Remember the security triangle you studied for a certification? Security, usability and cost. As security increases cost goes up and user friendlessness goes down. The products a friend mentioned work on looking for patterns not just simple killing or blocking everything not on the list (whitelisting). Take a house for instance, you have by default a front door operated by a key. Add an alarm, it costs you money and makes it a bit harder to get in your house. Increased security with small downsides. Add a second lock and forgot the key, and you cannot get in. Add an outer fence with a swipe card, the layers add great security but cost you dearly and slow you down. Keep everything in your house which is valuable in a under floor safe and each time you want to get a item it takes 2-3 minutes which means you leave the house slower. Get the idea?
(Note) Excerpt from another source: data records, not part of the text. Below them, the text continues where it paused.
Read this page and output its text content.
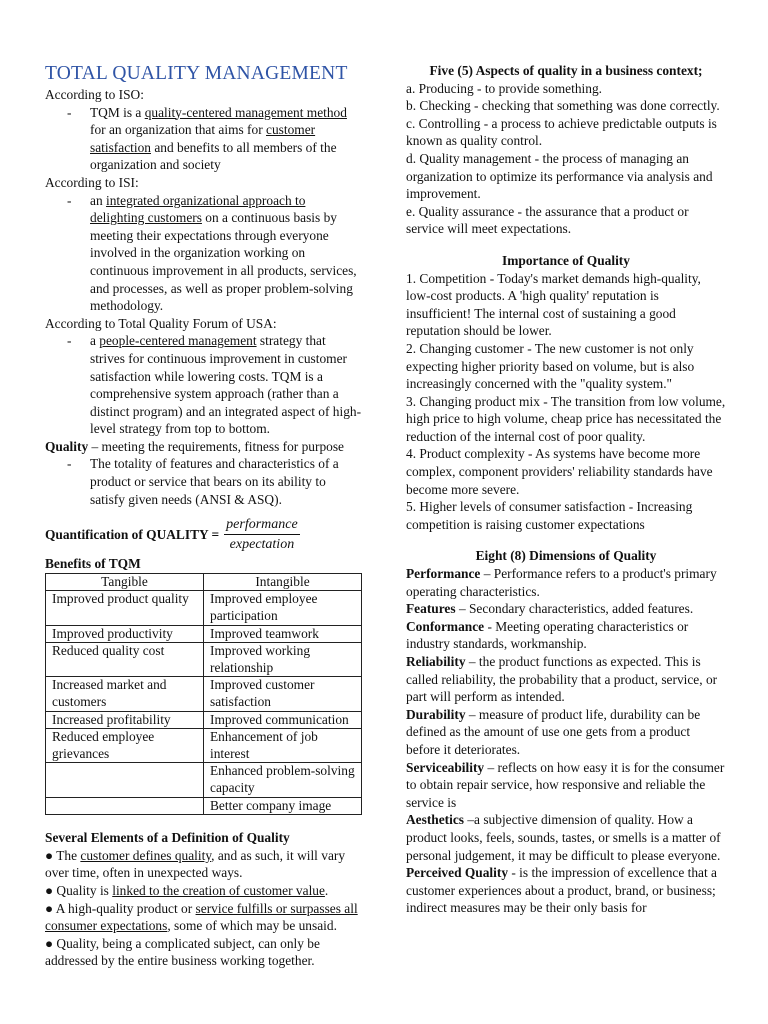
TOTAL QUALITY MANAGEMENT

According to ISO:

-	TQM is a quality-centered management method for an organization that aims for customer satisfaction and benefits to all members of the organization and society

According to ISI:

-	an integrated organizational approach to delighting customers on a continuous basis by meeting their expectations through everyone involved in the organization working on continuous improvement in all products, services, and processes, as well as proper problem-solving methodology.

According to Total Quality Forum of USA:

-	a people-centered management strategy that strives for continuous improvement in customer satisfaction while lowering costs. TQM is a comprehensive system approach (rather than a distinct program) and an integrated aspect of high-level strategy from top to bottom.

Quality – meeting the requirements, fitness for purpose

-	The totality of features and characteristics of a product or service that bears on its ability to satisfy given needs (ANSI & ASQ).
Quantification of QUALITY = $\frac{\text{performance}}{\text{expectation}}$

Benefits of TQM

Tangible	Intangible
Improved product quality	Improved employee participation
Improved productivity	Improved teamwork
Reduced quality cost	Improved working relationship
Increased market and customers	Improved customer satisfaction
Increased profitability	Improved communication
Reduced employee grievances	Enhancement of job interest
	Enhanced problem-solving capacity
	Better company image

Several Elements of a Definition of Quality

● The customer defines quality, and as such, it will vary over time, often in unexpected ways.

● Quality is linked to the creation of customer value.

● A high-quality product or service fulfills or surpasses all consumer expectations, some of which may be unsaid.

● Quality, being a complicated subject, can only be addressed by the entire business working together.

Five (5) Aspects of quality in a business context;

a. Producing - to provide something.

b. Checking - checking that something was done correctly.

c. Controlling - a process to achieve predictable outputs is known as quality control.

d. Quality management - the process of managing an organization to optimize its performance via analysis and improvement.

e. Quality assurance - the assurance that a product or service will meet expectations.

Importance of Quality

1. Competition - Today's market demands high-quality, low-cost products. A 'high quality' reputation is insufficient! The internal cost of sustaining a good reputation should be lower.

2. Changing customer - The new customer is not only expecting higher priority based on volume, but is also increasingly concerned with the "quality system."

3. Changing product mix - The transition from low volume, high price to high volume, cheap price has necessitated the reduction of the internal cost of poor quality.

4. Product complexity - As systems have become more complex, component providers' reliability standards have become more severe.

5. Higher levels of consumer satisfaction - Increasing competition is raising customer expectations

Eight (8) Dimensions of Quality

Performance – Performance refers to a product's primary operating characteristics.

Features – Secondary characteristics, added features.

Conformance - Meeting operating characteristics or industry standards, workmanship.

Reliability – the product functions as expected. This is called reliability, the probability that a product, service, or part will perform as intended.

Durability – measure of product life, durability can be defined as the amount of use one gets from a product before it deteriorates.

Serviceability – reflects on how easy it is for the consumer to obtain repair service, how responsive and reliable the service is

Aesthetics –a subjective dimension of quality. How a product looks, feels, sounds, tastes, or smells is a matter of personal judgement, it may be difficult to please everyone.

Perceived Quality - is the impression of excellence that a customer experiences about a product, brand, or business; indirect measures may be their only basis for
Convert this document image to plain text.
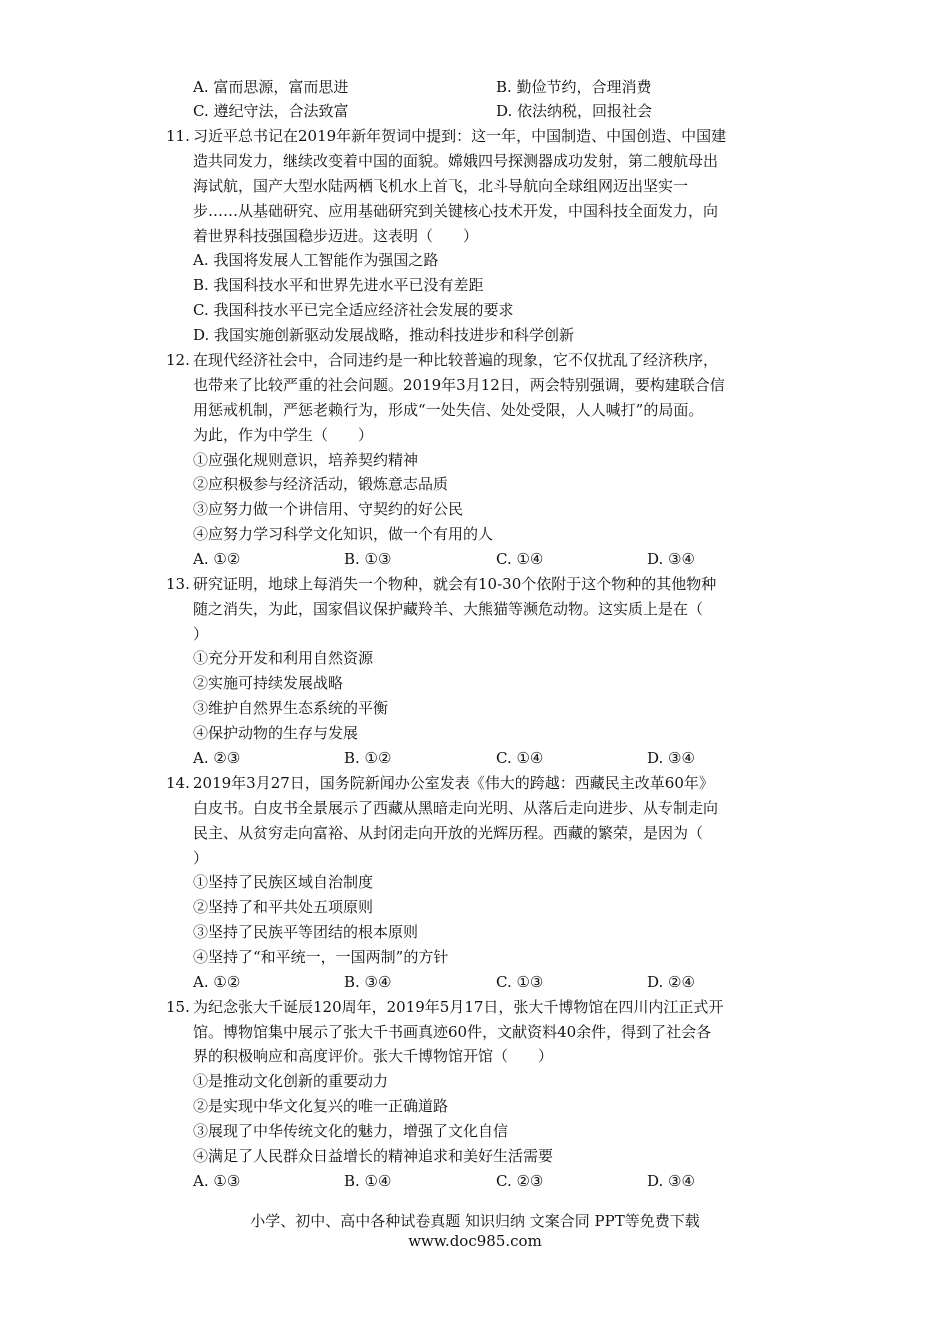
A. 富而思源，富而思进	B. 勤俭节约，合理消费
C. 遵纪守法，合法致富	D. 依法纳税，回报社会
11. 习近平总书记在2019年新年贺词中提到：这一年，中国制造、中国创造、中国建
造共同发力，继续改变着中国的面貌。嫦娥四号探测器成功发射，第二艘航母出
海试航，国产大型水陆两栖飞机水上首飞，北斗导航向全球组网迈出坚实一
步……从基础研究、应用基础研究到关键核心技术开发，中国科技全面发力，向
着世界科技强国稳步迈进。这表明（　　）
A. 我国将发展人工智能作为强国之路
B. 我国科技水平和世界先进水平已没有差距
C. 我国科技水平已完全适应经济社会发展的要求
D. 我国实施创新驱动发展战略，推动科技进步和科学创新
12. 在现代经济社会中，合同违约是一种比较普遍的现象，它不仅扰乱了经济秩序，
也带来了比较严重的社会问题。2019年3月12日，两会特别强调，要构建联合信
用惩戒机制，严惩老赖行为，形成“一处失信、处处受限，人人喊打”的局面。
为此，作为中学生（　　）
①应强化规则意识，培养契约精神
②应积极参与经济活动，锻炼意志品质
③应努力做一个讲信用、守契约的好公民
④应努力学习科学文化知识，做一个有用的人
A. ①②	B. ①③	C. ①④	D. ③④
13. 研究证明，地球上每消失一个物种，就会有10-30个依附于这个物种的其他物种
随之消失，为此，国家倡议保护藏羚羊、大熊猫等濒危动物。这实质上是在（
）
①充分开发和利用自然资源
②实施可持续发展战略
③维护自然界生态系统的平衡
④保护动物的生存与发展
A. ②③	B. ①②	C. ①④	D. ③④
14. 2019年3月27日，国务院新闻办公室发表《伟大的跨越：西藏民主改革60年》
白皮书。白皮书全景展示了西藏从黑暗走向光明、从落后走向进步、从专制走向
民主、从贫穷走向富裕、从封闭走向开放的光辉历程。西藏的繁荣，是因为（
）
①坚持了民族区域自治制度
②坚持了和平共处五项原则
③坚持了民族平等团结的根本原则
④坚持了“和平统一，一国两制”的方针
A. ①②	B. ③④	C. ①③	D. ②④
15. 为纪念张大千诞辰120周年，2019年5月17日，张大千博物馆在四川内江正式开
馆。博物馆集中展示了张大千书画真迹60件，文献资料40余件，得到了社会各
界的积极响应和高度评价。张大千博物馆开馆（　　）
①是推动文化创新的重要动力
②是实现中华文化复兴的唯一正确道路
③展现了中华传统文化的魅力，增强了文化自信
④满足了人民群众日益增长的精神追求和美好生活需要
A. ①③	B. ①④	C. ②③	D. ③④
小学、初中、高中各种试卷真题 知识归纳 文案合同 PPT等免费下载
www.doc985.com
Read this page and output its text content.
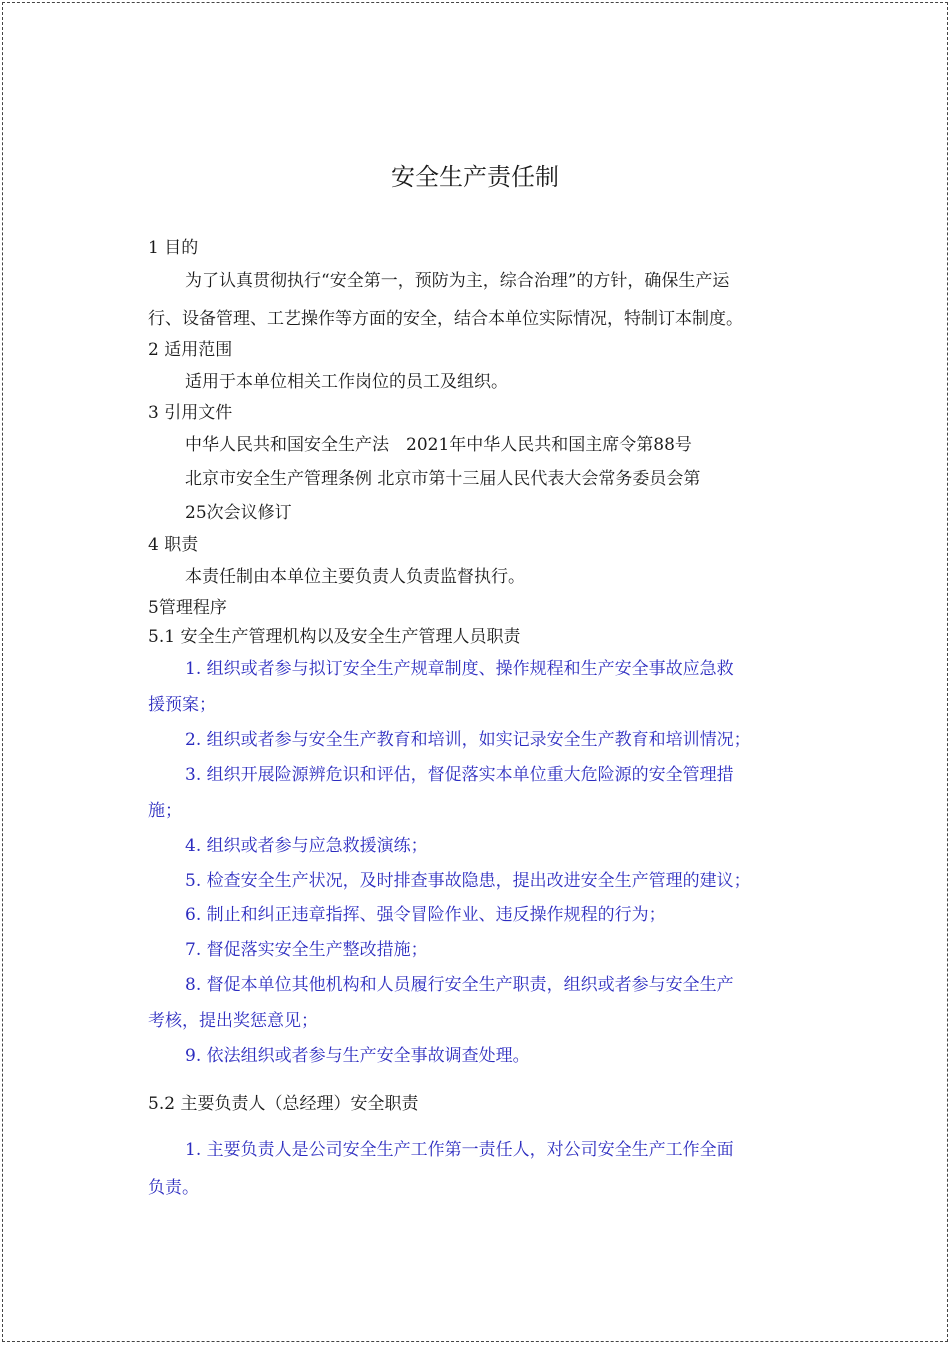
安全生产责任制
1 目的
为了认真贯彻执行“安全第一，预防为主，综合治理”的方针，确保生产运
行、设备管理、工艺操作等方面的安全，结合本单位实际情况，特制订本制度。
2 适用范围
适用于本单位相关工作岗位的员工及组织。
3 引用文件
中华人民共和国安全生产法　2021年中华人民共和国主席令第88号
北京市安全生产管理条例 北京市第十三届人民代表大会常务委员会第
25次会议修订
4 职责
本责任制由本单位主要负责人负责监督执行。
5管理程序
5.1 安全生产管理机构以及安全生产管理人员职责
1. 组织或者参与拟订安全生产规章制度、操作规程和生产安全事故应急救
援预案；
2. 组织或者参与安全生产教育和培训，如实记录安全生产教育和培训情况；
3. 组织开展险源辨危识和评估，督促落实本单位重大危险源的安全管理措
施；
4. 组织或者参与应急救援演练；
5. 检查安全生产状况，及时排查事故隐患，提出改进安全生产管理的建议；
6. 制止和纠正违章指挥、强令冒险作业、违反操作规程的行为；
7. 督促落实安全生产整改措施；
8. 督促本单位其他机构和人员履行安全生产职责，组织或者参与安全生产
考核，提出奖惩意见；
9. 依法组织或者参与生产安全事故调查处理。
5.2 主要负责人（总经理）安全职责
1. 主要负责人是公司安全生产工作第一责任人，对公司安全生产工作全面
负责。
Security for the non-physical world is no different. Roll out all the crème de le crème of technical controls available and you would be spending tens of millions for a blue chip firm and it will possibly slow down your workforce. Email encryption is a one I like. True asymmetric encryption is very strong but fiddly to use for the average user. You generate two keys, a private key stays with the sender, the public key goes to the receiver and both need to add the key into the contact. Then you send an encrypted email and perhaps OWA (webmail) or your smartphone cannot decrypt it. Fiddly but it is very strong privacy & security wise. An example we are all familiar with is a car key fob. When cars were invented you simply had a metal key and then a remote locking option was introducted. Nice is'nt it unlocking from a distance but the code can be intercepted.

Many companies use an appliance or hosted service to “encrypt” emails. It simply sends the recipient a link to register for a webmail style account. The email (and forgot password option) comes through, wait for it, using the same email method as a clear text email and then you login to a web portal. Just a standard password is used and it offers a forgot password option with standard email. A little bit like sending a normal email really since all is done through standard email. Encryption, hmm or just a password protected webmail really. Everything is covered by TLS which is encryption in transit not at rest on the server or once downloaded. A big compromise really.

Two factor authentication may increase security but again it is harder to implement, costs more and means the user is delayed by logging in for 20 seconds or so. The stronger the control the harder it is use to use and a hardware token for authentication or encryption demonstrates this. Username & password, software on endpoint, hardware token to insert + pin. Just because users occasionally need to install software it does not mean you should give everyone admin rights or not block USBs. Users do not come to work to play, they come to obey the rules not that most do.

So the next time you compromise think how good is what I am implementing. The same applies to physical security, a relationship or when you buy a product which is cheaper than the next which likely means it has a function or two less than the next one up.